関西電力は、御坊発電所1号機の廃止と3号機の休止予定を受け、火力発電用燃料タンクの運用下限を見直した。1号機は2026年6月30日に廃止済みで、3号機は予備電源制度の適用に伴い2027年3月31日に休止する予定だ。
運用下限は、燃料を運ぶ船の到着が遅れた場合にも発電を続けられるよう、タンクに残しておく量の基準を指す。資源エネルギー庁のガイドラインは、在庫運用の透明性を確保するため、発電事業者が考え方を公表するよう求めている。
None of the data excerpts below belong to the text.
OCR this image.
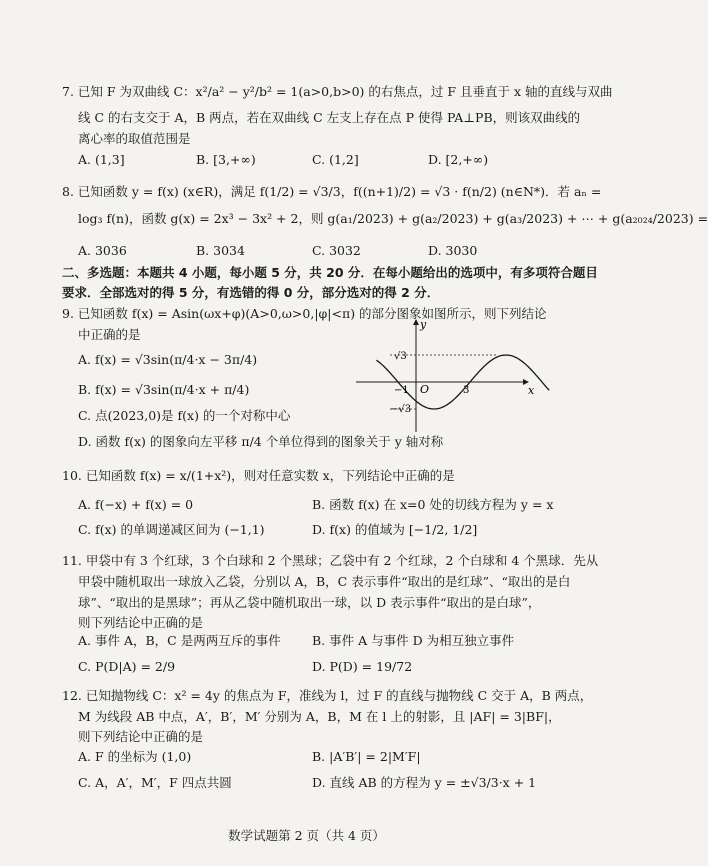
7. 已知 F 为双曲线 C：x²/a² − y²/b² = 1(a>0,b>0) 的右焦点，过 F 且垂直于 x 轴的直线与双曲
线 C 的右支交于 A，B 两点，若在双曲线 C 左支上存在点 P 使得 PA⊥PB，则该双曲线的
离心率的取值范围是
A. (1,3]	B. [3,+∞)	C. (1,2]	D. [2,+∞)
8. 已知函数 y = f(x) (x∈R)，满足 f(1/2) = √3/3，f((n+1)/2) = √3 · f(n/2) (n∈N*)．若 aₙ =
log₃ f(n)，函数 g(x) = 2x³ − 3x² + 2，则 g(a₁/2023) + g(a₂/2023) + g(a₃/2023) + ⋯ + g(a₂₀₂₄/2023) =
A. 3036	B. 3034	C. 3032	D. 3030
二、多选题：本题共 4 小题，每小题 5 分，共 20 分．在每小题给出的选项中，有多项符合题目
要求．全部选对的得 5 分，有选错的得 0 分，部分选对的得 2 分．
9. 已知函数 f(x) = Asin(ωx+φ)(A>0,ω>0,|φ|<π) 的部分图象如图所示，则下列结论
中正确的是
A. f(x) = √3sin(π/4·x − 3π/4)
B. f(x) = √3sin(π/4·x + π/4)
C. 点(2023,0)是 f(x) 的一个对称中心
D. 函数 f(x) 的图象向左平移 π/4 个单位得到的图象关于 y 轴对称
y
x
O
√3
−√3
−1	3
10. 已知函数 f(x) = x/(1+x²)，则对任意实数 x，下列结论中正确的是
A. f(−x) + f(x) = 0	B. 函数 f(x) 在 x=0 处的切线方程为 y = x
C. f(x) 的单调递减区间为 (−1,1)	D. f(x) 的值域为 [−1/2, 1/2]
11. 甲袋中有 3 个红球，3 个白球和 2 个黑球；乙袋中有 2 个红球，2 个白球和 4 个黑球．先从
甲袋中随机取出一球放入乙袋，分别以 A，B，C 表示事件“取出的是红球”、“取出的是白
球”、“取出的是黑球”；再从乙袋中随机取出一球，以 D 表示事件“取出的是白球”，
则下列结论中正确的是
A. 事件 A，B，C 是两两互斥的事件	B. 事件 A 与事件 D 为相互独立事件
C. P(D|A) = 2/9	D. P(D) = 19/72
12. 已知抛物线 C：x² = 4y 的焦点为 F，准线为 l，过 F 的直线与抛物线 C 交于 A，B 两点，
M 为线段 AB 中点，A′，B′，M′ 分别为 A，B，M 在 l 上的射影，且 |AF| = 3|BF|，
则下列结论中正确的是
A. F 的坐标为 (1,0)	B. |A′B′| = 2|M′F|
C. A，A′，M′，F 四点共圆	D. 直线 AB 的方程为 y = ±√3/3·x + 1
数学试题第 2 页（共 4 页）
| 基地 | 燃料 | 貯蔵容量 | 運用下限の考え方 |
|---|---|---|---|
| 舞鶴発電所 | 石炭 | 50万トン | 外航船1日分の遅延に備える |
| 堺LNG基地 | LNG | 56万kl | 外航船2日分の遅延に備える |
| 姫路LNG基地 | LNG | 52万kl | 外航船1日分の遅延に備える |
| 御坊発電所 | 石油 | 6万kl | 設定なし |
舞鶴発電所の石炭は1、2号機、堺LNG基地は堺港発電所1~5号機、姫路LNG基地は姫路第一5、6号機と姫路第二1~6号機で使う。御坊発電所の石油は、休止予定の3号機が対象となる。
舞鶴、堺、姫路は、各基地で燃料を最も多く使う日の消費量に、想定する遅延日数を掛けて下限を決める。御坊は3号機の休止後に通常運転するユニットがなくなるため、運用下限を設定しない。関西電力はタンクに残る石油を計画的に消費し、休止へ向けた対応を進める。